The hair spray poufed in plumes, the scissors snipped, the dryers blew, the chandeliers glittered against the pink walls, and the women chatted and laughed and passed bottles between them in the resting room overlooking the sea, which my momma ignored.
Carman burst into love songs, poured champagne for all and offered up toasts.
Shell Dee regaled us with information about the human body, how waste is made, and her frustration about losing weight. “Calories in, calories out. What I wish is that we had a bug we could swallow that would eat up all the extra food inside of us and make us skinny. Honestly, you know how many women would be scarfing those bugs if they knew they could be a size six? What’s an itty-bitty bug inside your gut when you have a tight boom boom?”
Trudy Jo talked about her kids. “Steph is a teenage girl. That means her hormones rule her brain. She has a boyfriend now. So he rules her brain. She has lost hers. There is no fluid in there or anything else. There is the word lust. Lust rules her brain. What would Shakespeare say? ‘We should be wo
o’d and were not made to woo.’ ”
We did our homework or read or brought the ladies pink cookies on platters with Red Hots or poured pink lemonade and helped clean up.

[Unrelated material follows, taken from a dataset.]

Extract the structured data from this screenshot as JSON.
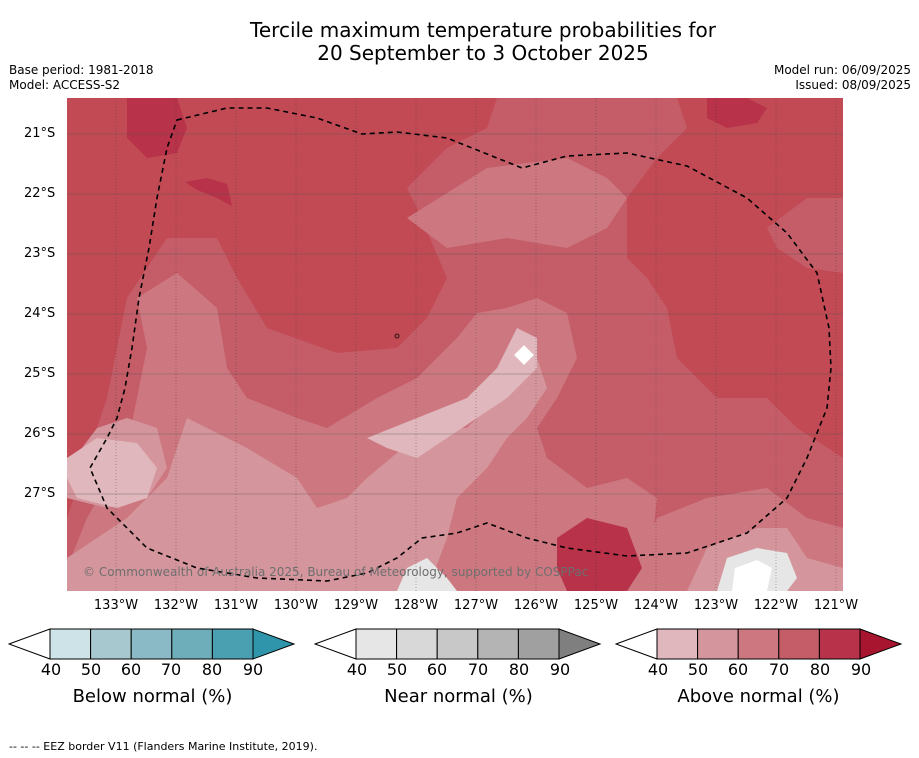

Maggie Gee brought Grandmother Schiller in for a Marie Elise Dye and Cut to Die For. Grandmother Schiller hugged my momma, her white hair swinging fashionably about her shoulders. “You nice lady, Marie Elise. Good shot, too. You got good shot. Bad men gone. Good job. How you like my hair today? I brush.”
Jessie Liz’s boy was still painting naked ladies on bare walls in town, but this time he’d painted a fat naked lady on a wall and the woman had half red and half pink hair. It was rumored that Tilda Smith was not pleased and threw a fit. Jessie Liz and Momma laughed so hard, Momma had to cross her legs so she wouldn’t pee on her pink skirt with the ruffle.

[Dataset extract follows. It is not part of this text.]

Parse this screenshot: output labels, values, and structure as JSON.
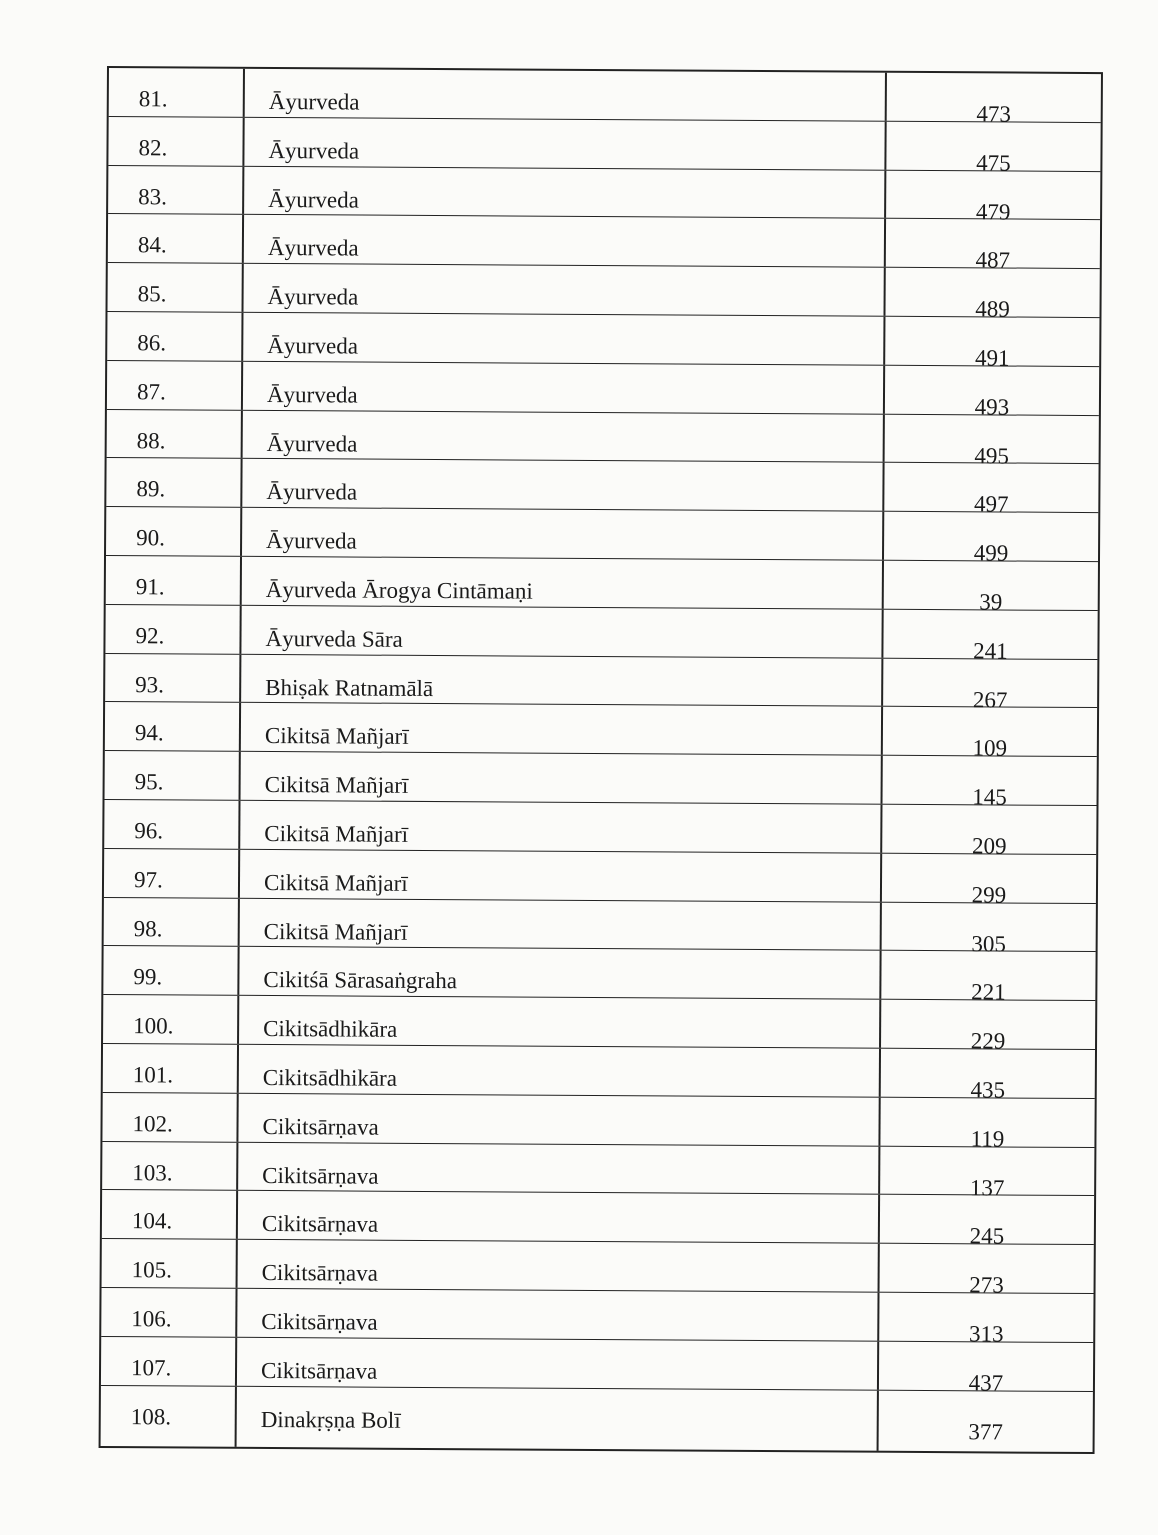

LaShonda had not conquered her bra addiction, but she did bring three for Momma. “You’re stacked, Marie Elise, I know that, and I think these will fit you fine. I’m so glad you’re back, honey.” The bras were purple, pink, and bright green with lace.
Momma asked our grandparents to stay permanently at our house by the sea. She did not need to ask again; they wanted to be with their daughter every day. They spoke French or German to us most of the time. Grandma taught us how to paint, Granddad taught us basic economics and how to run a business. We played by the sea, took the boat out and watched the sun set, canoed and hiked, laughed and sang French songs.
And, one day, a day with generous sunshine, a yellow circle of fire hanging politely in the sky, and a cool, melancholy breeze, our momma could not get out of bed.
Like that, overnight, our momma took a turn for the worse around a deadly corner.